Tuesday, December 27, 2011

Uh, oh: Now It's Sears & Kmart

The bad news just never seems to stop. CNN reports that Sears is planning on closing a number of its stores around the country, Kmarts included. Sears owns Kmart.

We can only hope our local Sears is doing as well as Pay-n-Pak used to do here. Supposedly the Eureka Pay-n-Pak was the only store they had that made money. We'll have to keep our eyes open for which stores get the axe.

5 Comments:

At 9:07 AM, Anonymous Anonymous said...

If I were to pick stores likely to close due to lack of value to consumers, K-Mart and Sears would be near the top of my list. It's as if they don't understand their own industry.

 
At 9:40 AM, Blogger Fred Mangels said...

I'm no shopper, but I always liked having Sears here. I didn't go there often but figured it was one place to go if I needed to buy certain things and expect a decent deal.

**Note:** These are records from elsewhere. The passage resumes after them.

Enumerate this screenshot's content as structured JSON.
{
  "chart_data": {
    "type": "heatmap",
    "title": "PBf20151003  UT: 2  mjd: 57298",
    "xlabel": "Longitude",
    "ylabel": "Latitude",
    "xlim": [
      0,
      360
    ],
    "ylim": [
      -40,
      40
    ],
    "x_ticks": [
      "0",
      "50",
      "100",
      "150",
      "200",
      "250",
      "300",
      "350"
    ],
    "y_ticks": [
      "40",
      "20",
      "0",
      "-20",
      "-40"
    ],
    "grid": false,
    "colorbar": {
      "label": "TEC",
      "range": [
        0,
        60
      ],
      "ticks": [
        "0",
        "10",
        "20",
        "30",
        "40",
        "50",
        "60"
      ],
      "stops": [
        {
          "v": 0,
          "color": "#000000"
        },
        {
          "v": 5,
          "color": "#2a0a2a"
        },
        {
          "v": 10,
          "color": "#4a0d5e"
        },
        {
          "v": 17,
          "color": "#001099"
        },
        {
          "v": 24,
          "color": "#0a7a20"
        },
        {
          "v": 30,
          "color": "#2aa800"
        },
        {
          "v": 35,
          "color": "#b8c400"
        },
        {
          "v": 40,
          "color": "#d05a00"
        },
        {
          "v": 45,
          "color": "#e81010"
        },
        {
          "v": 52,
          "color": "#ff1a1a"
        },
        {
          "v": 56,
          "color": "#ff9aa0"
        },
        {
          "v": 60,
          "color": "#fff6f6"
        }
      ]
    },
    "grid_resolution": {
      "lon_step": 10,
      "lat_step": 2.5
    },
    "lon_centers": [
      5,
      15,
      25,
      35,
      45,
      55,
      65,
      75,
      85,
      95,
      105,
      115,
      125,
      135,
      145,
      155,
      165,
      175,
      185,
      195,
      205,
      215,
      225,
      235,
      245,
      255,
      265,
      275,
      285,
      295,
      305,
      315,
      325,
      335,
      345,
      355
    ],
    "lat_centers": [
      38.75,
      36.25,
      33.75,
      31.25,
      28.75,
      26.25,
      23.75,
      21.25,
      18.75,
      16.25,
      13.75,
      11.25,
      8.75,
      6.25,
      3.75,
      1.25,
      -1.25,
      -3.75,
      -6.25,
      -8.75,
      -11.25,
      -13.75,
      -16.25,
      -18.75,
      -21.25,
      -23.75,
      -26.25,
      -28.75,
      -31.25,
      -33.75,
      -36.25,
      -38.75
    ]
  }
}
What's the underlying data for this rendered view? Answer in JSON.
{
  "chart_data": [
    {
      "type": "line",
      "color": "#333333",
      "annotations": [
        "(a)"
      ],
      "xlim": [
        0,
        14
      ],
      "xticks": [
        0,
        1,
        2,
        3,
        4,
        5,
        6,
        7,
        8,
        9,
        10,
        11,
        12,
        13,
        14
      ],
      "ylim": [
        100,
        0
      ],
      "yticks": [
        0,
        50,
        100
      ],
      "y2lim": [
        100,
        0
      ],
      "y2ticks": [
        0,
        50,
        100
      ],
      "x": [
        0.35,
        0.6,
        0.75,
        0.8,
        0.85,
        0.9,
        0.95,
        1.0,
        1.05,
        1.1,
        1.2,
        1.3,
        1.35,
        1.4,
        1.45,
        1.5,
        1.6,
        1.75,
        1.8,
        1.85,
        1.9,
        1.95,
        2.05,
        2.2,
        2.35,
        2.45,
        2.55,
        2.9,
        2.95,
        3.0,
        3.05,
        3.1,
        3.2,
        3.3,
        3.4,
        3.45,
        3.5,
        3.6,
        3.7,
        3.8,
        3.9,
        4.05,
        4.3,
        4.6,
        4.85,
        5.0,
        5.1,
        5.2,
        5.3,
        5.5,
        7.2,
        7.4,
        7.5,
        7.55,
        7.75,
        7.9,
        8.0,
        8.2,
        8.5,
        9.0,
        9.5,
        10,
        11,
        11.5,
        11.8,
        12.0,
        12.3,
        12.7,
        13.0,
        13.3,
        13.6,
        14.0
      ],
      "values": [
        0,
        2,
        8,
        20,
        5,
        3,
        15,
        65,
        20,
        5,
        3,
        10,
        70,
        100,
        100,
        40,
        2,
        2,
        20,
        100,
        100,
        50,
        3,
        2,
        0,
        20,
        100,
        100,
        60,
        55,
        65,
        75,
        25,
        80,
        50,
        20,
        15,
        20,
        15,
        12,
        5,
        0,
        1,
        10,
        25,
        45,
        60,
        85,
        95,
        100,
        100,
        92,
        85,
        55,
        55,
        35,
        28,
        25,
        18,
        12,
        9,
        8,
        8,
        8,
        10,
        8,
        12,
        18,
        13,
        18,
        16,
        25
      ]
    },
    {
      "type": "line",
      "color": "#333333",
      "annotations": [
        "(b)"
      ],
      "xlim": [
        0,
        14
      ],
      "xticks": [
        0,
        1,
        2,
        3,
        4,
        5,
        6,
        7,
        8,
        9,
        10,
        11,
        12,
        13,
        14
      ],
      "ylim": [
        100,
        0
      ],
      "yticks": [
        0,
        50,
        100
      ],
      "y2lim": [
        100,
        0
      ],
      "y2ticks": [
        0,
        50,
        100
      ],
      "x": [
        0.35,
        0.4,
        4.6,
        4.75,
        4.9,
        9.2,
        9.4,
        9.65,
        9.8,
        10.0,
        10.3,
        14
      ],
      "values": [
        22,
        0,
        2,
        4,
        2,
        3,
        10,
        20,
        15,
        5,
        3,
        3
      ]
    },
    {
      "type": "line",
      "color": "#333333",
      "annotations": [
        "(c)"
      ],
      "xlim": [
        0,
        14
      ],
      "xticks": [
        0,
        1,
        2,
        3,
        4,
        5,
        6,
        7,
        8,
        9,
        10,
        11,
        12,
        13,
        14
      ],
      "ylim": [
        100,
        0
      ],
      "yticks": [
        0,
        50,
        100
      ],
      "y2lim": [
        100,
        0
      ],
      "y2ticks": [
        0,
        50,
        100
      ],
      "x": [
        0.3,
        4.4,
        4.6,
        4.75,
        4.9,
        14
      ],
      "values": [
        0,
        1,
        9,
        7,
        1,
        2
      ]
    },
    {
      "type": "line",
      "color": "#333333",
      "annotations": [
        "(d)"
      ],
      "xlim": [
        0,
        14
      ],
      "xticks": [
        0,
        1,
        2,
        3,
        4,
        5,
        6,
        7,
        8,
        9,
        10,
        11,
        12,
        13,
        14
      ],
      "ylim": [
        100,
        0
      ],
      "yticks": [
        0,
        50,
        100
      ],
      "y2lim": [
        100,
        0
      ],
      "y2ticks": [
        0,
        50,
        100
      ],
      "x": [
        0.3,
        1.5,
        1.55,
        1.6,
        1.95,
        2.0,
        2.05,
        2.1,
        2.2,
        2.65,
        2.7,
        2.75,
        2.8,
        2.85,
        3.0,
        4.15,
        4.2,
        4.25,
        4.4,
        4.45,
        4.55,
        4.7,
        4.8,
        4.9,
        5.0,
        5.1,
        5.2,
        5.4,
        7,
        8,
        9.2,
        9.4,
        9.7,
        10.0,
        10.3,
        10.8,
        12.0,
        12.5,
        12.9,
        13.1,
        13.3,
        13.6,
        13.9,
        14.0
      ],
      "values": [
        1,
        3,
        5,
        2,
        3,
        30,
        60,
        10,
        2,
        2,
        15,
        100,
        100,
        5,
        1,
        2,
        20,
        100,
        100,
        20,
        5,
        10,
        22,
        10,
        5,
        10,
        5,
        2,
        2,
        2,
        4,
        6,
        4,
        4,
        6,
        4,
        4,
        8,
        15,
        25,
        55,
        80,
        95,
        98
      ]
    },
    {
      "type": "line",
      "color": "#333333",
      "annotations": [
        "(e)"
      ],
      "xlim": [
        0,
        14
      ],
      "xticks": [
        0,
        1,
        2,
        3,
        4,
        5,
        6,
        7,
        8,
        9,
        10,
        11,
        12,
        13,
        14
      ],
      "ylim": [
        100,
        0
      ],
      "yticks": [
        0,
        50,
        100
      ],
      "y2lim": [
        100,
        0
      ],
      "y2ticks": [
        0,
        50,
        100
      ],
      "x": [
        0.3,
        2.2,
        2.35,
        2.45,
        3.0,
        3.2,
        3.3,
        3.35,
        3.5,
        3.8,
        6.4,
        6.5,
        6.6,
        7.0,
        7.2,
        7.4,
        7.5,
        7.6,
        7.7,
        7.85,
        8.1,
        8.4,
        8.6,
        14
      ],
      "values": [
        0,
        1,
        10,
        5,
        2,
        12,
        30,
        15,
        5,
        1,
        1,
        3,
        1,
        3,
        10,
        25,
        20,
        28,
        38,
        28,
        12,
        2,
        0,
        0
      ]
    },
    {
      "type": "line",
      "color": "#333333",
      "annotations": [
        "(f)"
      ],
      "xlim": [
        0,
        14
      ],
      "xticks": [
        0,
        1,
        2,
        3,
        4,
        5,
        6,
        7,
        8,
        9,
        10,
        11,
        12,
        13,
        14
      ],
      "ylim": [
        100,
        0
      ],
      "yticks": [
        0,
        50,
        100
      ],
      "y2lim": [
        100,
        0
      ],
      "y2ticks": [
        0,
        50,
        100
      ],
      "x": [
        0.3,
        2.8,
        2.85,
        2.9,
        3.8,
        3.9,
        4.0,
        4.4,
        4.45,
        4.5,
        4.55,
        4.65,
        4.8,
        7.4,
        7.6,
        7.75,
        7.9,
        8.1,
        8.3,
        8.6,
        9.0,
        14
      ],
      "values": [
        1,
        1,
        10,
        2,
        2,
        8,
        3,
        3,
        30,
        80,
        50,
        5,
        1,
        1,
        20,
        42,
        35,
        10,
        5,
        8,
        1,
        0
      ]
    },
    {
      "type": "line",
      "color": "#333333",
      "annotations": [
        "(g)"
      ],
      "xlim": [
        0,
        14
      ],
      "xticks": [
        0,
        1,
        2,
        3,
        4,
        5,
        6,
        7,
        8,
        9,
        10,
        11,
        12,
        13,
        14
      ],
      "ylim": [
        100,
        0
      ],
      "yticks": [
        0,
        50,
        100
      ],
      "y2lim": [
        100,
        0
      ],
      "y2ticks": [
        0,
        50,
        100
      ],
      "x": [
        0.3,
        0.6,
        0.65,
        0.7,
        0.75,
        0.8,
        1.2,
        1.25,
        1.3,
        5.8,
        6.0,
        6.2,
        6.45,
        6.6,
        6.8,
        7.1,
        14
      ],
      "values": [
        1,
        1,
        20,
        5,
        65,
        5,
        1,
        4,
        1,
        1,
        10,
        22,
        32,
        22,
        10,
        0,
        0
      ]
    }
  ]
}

From the CNN article, they make it sound like it would be mostly Kmart stores that will get the axe, but the wife was saying she thought she heard a while back Sears would go and Kmart would stay. Who knows?

That article also said Kmarts are having trouble with competition from Target and Walmart. I would think the new Walmart would be the end of Kmart, if that's true.

 
At 9:48 AM, Anonymous Ellin Beltz said...

Sears says they'll post the list of stores which will close here: http://www.searsmedia.com/. Currently there is a comment about it in red type on right side of that page.

I wonder if we'll lose one, both or neither... Time will tell.

 
At 2:00 PM, Anonymous Anonymous said...

The funny part of the AP story is the first sentence, "Sears Holdings Corp. plans to close between 100 and 120 Sears and Kmart stores to raise cash after a weak holiday shopping season for the retailer."

Retail stores are how the corporation makes money. If it has 100 to 120 stores not turning a profit, it should have closed them long ago, as soon as they realized the stores were chronic failures. Or, it should have worked to make them profitable.

The way out of a downward slide is to invest heavily in yourself, beef up your operation, not shrink it haphazardly with bulk closings. This point isn't readily apparent because the corporations that practice it don't make news headlines for remaining profitable.

Bye bye Sears and K-Mart. I give you two years before your whole boat sinks.

 
At 8:11 PM, Anonymous Anonymous said...

Retail stores are how the corporation makes money. If it has 100 to 120 stores not turning a profit, it should have closed them long ago, as soon as they realized the stores were chronic failures. Or, it should have worked to make them profitable.

You're oversimplfying the solution.

First of all, not all money made by a corporation are from brick and mortar stores. Websites account for a sizable chunk of sales since it's a worldwide store open 24 hours a day, without having to pay mall rent, insurance, wages, property taxes, etc.

Second, the decision to close a location can take years in some cases. A store may have done very well one quarter, was down the next, was back up the next, and so on. Maybe it did well overall last year and/or the year before, but this year absolutely sucked. Long-term sales trends don't happen overnight.

Third, maybe a few of these locations had long-term leases that were more expensive to break than to keep, so the decision was made to keep the location open at a loss.

Fourth, how do you know they didn't try to "work to make them profitable"? You can't force the public to respond to sales or new marketing. Marking down a shirt from $25 to $2 doesn't mean someone will buy it.

Let's say you owned 100 stores in the state, and 25 of them were underperforming. What would you do? Would you close them immediately? Or try to make them work? If nothing worked, do you keep them open anyway? Or do you finally decide to cut your losses?

Guess what? This is exactly what Sears and Kmart are doing.